別図第3は1997年と1998年における海賊の出現状況をプロットしたものであるが、監視の行き届かない海域においては、僅かな小火器で武装した海賊によるこの様な活動が野放し状態になっているのが現状である。
最近では、海賊の組織化・凶悪化が進み、積み荷諸共船ごと乗っ取るという大掛りな事件も発生しており、このまま放置すれば、乗組員を不安に陥れ、積み荷に対する保険料も高騰する等、海運業務に大きな影響を与えることになる。
本年(2000年)3月上旬、アジア諸国14か国・地域の海上警備担当者による対策会議がシンガポールで開催され、4月には小渕首相の提唱で、アジア地域の海上保安庁長官レベルの警備担当者が参加する海賊対策会議が東京で開かれることになっているが、OPKを含む抜本的な対策が望まれる。(海賊の実態の詳細については、川村純彦氏の「21世紀型海賊」草思社2000年3月号を参照)
一方的な宣言による制約と云うのは、例えば公海における一方的な演習危険海域の設定とか、漁業水域や経済水域における自由航行を制限する一方的な宣言がなされた場合の制約を意味する。

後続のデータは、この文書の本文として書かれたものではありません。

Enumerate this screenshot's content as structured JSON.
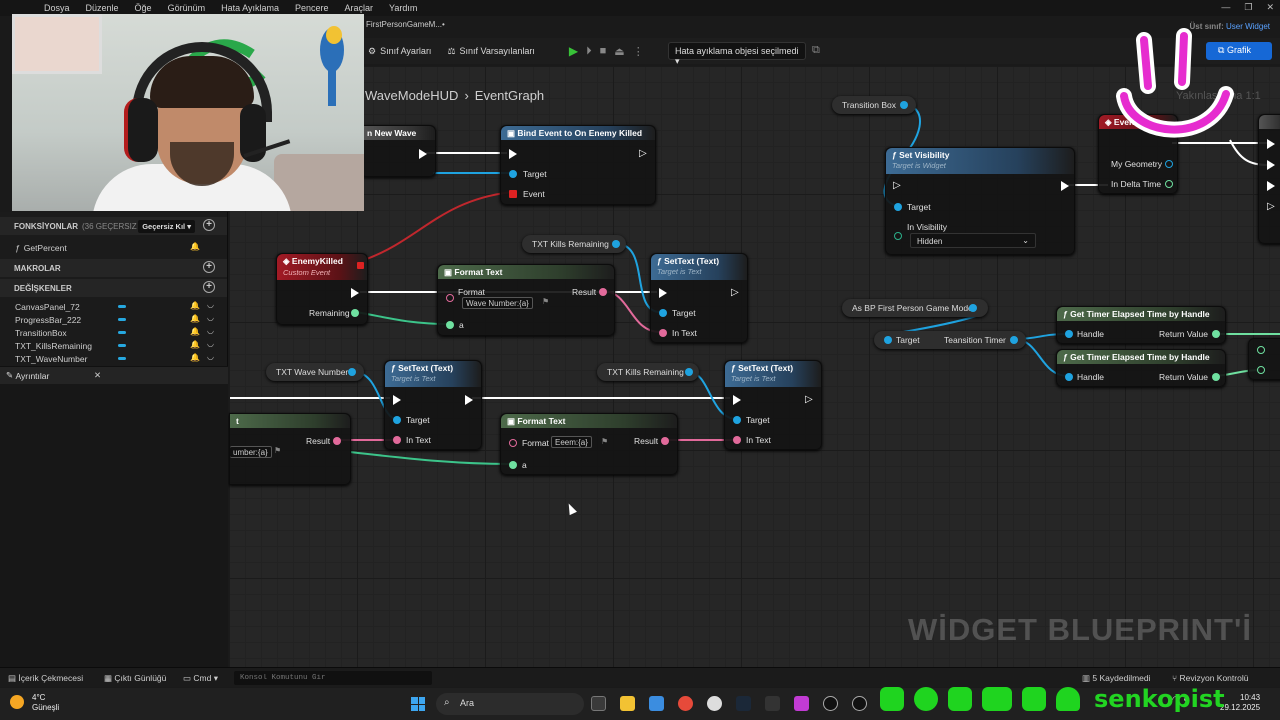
{
  "menu": [
    "Dosya",
    "Düzenle",
    "Öğe",
    "Görünüm",
    "Hata Ayıklama",
    "Pencere",
    "Araçlar",
    "Yardım"
  ],
  "tab_title": "FirstPersonGameM...•",
  "parent_class": {
    "label": "Üst sınıf:",
    "value": "User Widget"
  },
  "toolbar": {
    "class_settings": "Sınıf Ayarları",
    "class_defaults": "Sınıf Varsayılanları",
    "debug_select": "Hata ayıklama objesi seçilmedi",
    "graph_button": "Grafik"
  },
  "breadcrumb": {
    "widget": "WaveModeHUD",
    "sep": "›",
    "graph": "EventGraph"
  },
  "graph_faint_label": "Yakınlaştırma 1:1",
  "watermark": "WİDGET BLUEPRINT'İ",
  "left_panel": {
    "functions": {
      "title": "FONKSİYONLAR",
      "count": "(36 GEÇERSIZ KILIN",
      "override": "Geçersiz Kıl",
      "items": [
        "GetPercent"
      ]
    },
    "macros": {
      "title": "MAKROLAR"
    },
    "variables": {
      "title": "DEĞİŞKENLER",
      "items": [
        "CanvasPanel_72",
        "ProgressBar_222",
        "TransitionBox",
        "TXT_KillsRemaining",
        "TXT_WaveNumber"
      ]
    },
    "details_tab": "Ayrıntılar"
  },
  "nodes": {
    "on_new_wave": {
      "title": "n New Wave"
    },
    "bind_event": {
      "title": "Bind Event to On Enemy Killed",
      "pins": [
        "Target",
        "Event"
      ]
    },
    "enemy_killed": {
      "title": "EnemyKilled",
      "subtitle": "Custom Event",
      "pins": [
        "Remaining"
      ]
    },
    "format_text_1": {
      "title": "Format Text",
      "format_label": "Format",
      "format_value": "Wave Number:{a}",
      "result": "Result",
      "a": "a"
    },
    "settext_1": {
      "title": "SetText (Text)",
      "subtitle": "Target is Text",
      "pins": [
        "Target",
        "In Text"
      ]
    },
    "var_kills_1": "TXT Kills Remaining",
    "var_wave": "TXT Wave Number",
    "var_kills_2": "TXT Kills Remaining",
    "settext_2": {
      "title": "SetText (Text)",
      "subtitle": "Target is Text",
      "pins": [
        "Target",
        "In Text"
      ]
    },
    "settext_3": {
      "title": "SetText (Text)",
      "subtitle": "Target is Text",
      "pins": [
        "Target",
        "In Text"
      ]
    },
    "format_text_2": {
      "title": "Format Text",
      "format_label": "Format",
      "format_value": "Eeem:{a}",
      "result": "Result",
      "a": "a"
    },
    "left_partial": {
      "title": "t",
      "result": "Result",
      "format_value": "umber:{a}"
    },
    "transition_box": "Transition Box",
    "set_visibility": {
      "title": "Set Visibility",
      "subtitle": "Target is Widget",
      "pins": [
        "Target",
        "In Visibility"
      ],
      "visibility_value": "Hidden"
    },
    "event_tick": {
      "title": "Event Tick",
      "pins": [
        "My Geometry",
        "In Delta Time"
      ]
    },
    "cast_node": "As BP First Person Game Mode",
    "get_transition": {
      "target": "Target",
      "output": "Teansition Timer"
    },
    "timer_1": {
      "title": "Get Timer Elapsed Time by Handle",
      "handle": "Handle",
      "ret": "Return Value"
    },
    "timer_2": {
      "title": "Get Timer Elapsed Time by Handle",
      "handle": "Handle",
      "ret": "Return Value"
    }
  },
  "bottom_bar": {
    "content_drawer": "İçerik Çekmecesi",
    "output_log": "Çıktı Günlüğü",
    "cmd": "Cmd",
    "console_placeholder": "Konsol Komutunu Gir",
    "saved": "5 Kaydedilmedi",
    "revision": "Revizyon Kontrolü"
  },
  "taskbar": {
    "temperature": "4°C",
    "weather": "Güneşli",
    "search": "Ara",
    "time": "10:43",
    "date": "29.12.2025"
  },
  "social_brand": "senkopist",
  "colors": {
    "accent_blue": "#1668d6",
    "brand_green": "#22d422",
    "overlay_pink": "#e62ccf"
  }
}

最近国連海洋法条約に関連して、沿岸諸国の、資源活用や環境保護を巡る要求が拡大し、公海における自由航行に何らかの制約を加えようとする動きがあることは、誠に憂れうべき傾向である。
我々が海洋から受ける恩恵は、大きく分けて二つに区分出来る。
その一つは豊富な資源の宝庫としての恵みであり、漁業資源や様々な鉱物資源、将来的にはエネルギー資源としての活用も考えられる。

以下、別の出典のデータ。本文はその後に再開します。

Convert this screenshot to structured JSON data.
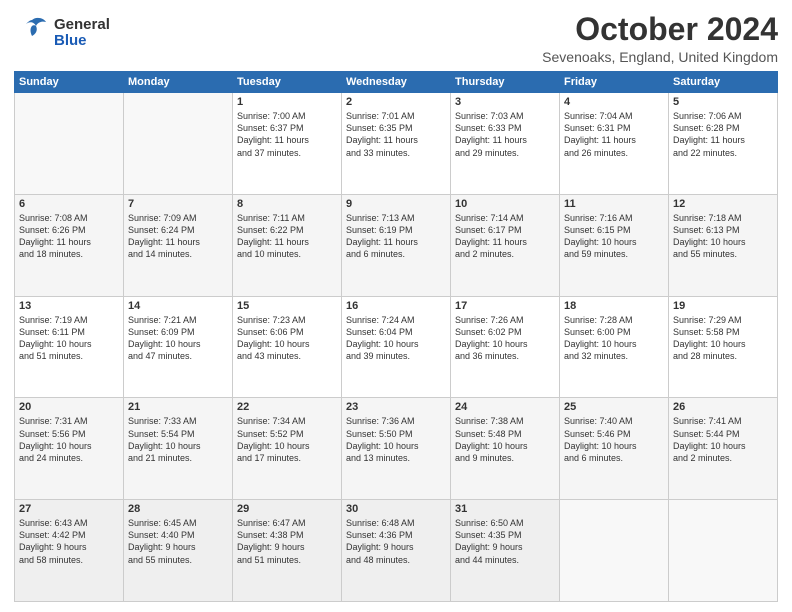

もう一つは地球表面の70.8%を占める縦横無尽の大容量交通網(シーレーン)としての恵みであり、世界経済の根幹をなす物流を支え、その安全と、地域の安定に寄与する軍事力の迅速な展開を可能にする機能として極めて重要な役割を果たしていることは、これまでに縷々述べてきたとおりである。

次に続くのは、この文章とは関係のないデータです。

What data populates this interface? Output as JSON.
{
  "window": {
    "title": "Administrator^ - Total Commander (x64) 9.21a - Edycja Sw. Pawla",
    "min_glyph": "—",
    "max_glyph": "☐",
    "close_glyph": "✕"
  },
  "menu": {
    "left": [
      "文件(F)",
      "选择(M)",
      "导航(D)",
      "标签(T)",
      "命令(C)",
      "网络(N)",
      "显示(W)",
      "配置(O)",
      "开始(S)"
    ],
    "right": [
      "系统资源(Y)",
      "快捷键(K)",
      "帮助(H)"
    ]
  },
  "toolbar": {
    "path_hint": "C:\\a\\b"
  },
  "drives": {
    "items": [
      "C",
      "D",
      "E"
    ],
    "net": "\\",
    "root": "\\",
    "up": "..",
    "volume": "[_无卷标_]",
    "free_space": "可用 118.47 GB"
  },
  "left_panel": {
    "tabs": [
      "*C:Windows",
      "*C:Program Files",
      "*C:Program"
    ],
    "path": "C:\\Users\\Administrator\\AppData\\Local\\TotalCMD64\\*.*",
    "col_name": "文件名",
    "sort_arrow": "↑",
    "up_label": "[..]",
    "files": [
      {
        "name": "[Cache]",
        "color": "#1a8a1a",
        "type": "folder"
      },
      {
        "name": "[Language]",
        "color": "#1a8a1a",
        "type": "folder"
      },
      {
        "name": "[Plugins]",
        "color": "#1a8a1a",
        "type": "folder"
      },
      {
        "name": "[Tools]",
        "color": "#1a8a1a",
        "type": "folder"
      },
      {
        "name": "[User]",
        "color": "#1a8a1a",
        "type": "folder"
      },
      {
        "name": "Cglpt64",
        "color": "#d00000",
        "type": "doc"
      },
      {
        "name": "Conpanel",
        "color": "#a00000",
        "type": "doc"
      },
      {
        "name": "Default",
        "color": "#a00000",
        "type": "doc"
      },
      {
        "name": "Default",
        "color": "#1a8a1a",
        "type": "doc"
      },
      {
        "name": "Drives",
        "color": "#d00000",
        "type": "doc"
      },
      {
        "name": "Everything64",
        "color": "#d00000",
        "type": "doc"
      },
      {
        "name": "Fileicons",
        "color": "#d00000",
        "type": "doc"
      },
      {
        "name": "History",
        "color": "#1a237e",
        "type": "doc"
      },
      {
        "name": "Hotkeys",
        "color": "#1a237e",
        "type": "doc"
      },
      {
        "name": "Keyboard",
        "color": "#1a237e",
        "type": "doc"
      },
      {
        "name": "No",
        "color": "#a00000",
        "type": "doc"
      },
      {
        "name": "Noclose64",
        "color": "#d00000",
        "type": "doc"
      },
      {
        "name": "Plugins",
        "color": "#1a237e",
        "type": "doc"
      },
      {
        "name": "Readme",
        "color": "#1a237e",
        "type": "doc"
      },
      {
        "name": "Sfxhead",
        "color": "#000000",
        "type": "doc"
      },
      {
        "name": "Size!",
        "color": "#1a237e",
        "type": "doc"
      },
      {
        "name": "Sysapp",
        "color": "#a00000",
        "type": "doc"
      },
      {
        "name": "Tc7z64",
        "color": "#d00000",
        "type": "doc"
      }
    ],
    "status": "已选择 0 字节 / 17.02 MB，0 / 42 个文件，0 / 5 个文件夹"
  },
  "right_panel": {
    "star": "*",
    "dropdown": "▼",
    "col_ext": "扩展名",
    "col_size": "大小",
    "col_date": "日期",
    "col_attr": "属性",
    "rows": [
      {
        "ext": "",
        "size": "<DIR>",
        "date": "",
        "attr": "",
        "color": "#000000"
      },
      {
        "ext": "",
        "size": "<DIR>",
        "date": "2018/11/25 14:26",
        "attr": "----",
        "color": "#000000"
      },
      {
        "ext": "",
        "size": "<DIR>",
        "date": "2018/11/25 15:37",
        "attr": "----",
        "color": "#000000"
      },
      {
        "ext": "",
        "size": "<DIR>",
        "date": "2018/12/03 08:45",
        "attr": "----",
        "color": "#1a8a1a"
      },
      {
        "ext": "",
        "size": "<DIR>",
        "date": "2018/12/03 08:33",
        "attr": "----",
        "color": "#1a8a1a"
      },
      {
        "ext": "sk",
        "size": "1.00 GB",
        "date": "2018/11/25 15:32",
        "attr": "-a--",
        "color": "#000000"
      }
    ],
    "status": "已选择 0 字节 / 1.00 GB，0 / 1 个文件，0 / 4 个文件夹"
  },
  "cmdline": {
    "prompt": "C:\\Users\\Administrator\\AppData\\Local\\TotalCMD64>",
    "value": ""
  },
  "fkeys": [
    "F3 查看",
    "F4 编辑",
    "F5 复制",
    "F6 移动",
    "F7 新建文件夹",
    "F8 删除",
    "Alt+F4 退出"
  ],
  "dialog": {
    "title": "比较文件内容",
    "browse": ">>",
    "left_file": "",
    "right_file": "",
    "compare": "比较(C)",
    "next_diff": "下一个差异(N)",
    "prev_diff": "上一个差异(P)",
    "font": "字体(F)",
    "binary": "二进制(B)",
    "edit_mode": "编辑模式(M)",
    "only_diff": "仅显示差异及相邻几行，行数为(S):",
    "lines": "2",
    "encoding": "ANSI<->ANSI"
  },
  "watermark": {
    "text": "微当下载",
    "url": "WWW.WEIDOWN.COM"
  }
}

特にアジア太平洋地域において、安全と安定を維持するためには、中核となる米軍事力が、何時でも何処にでも展開出来るフリーハンドを維持することが何よりも大切であり、これを担保するのがシーレーンの自由航行の確保である。米軍が迅速に展開できる可能性を保持することにより、物流を支える機能も確保され、地域の安定した経済発展が維持出来るのである。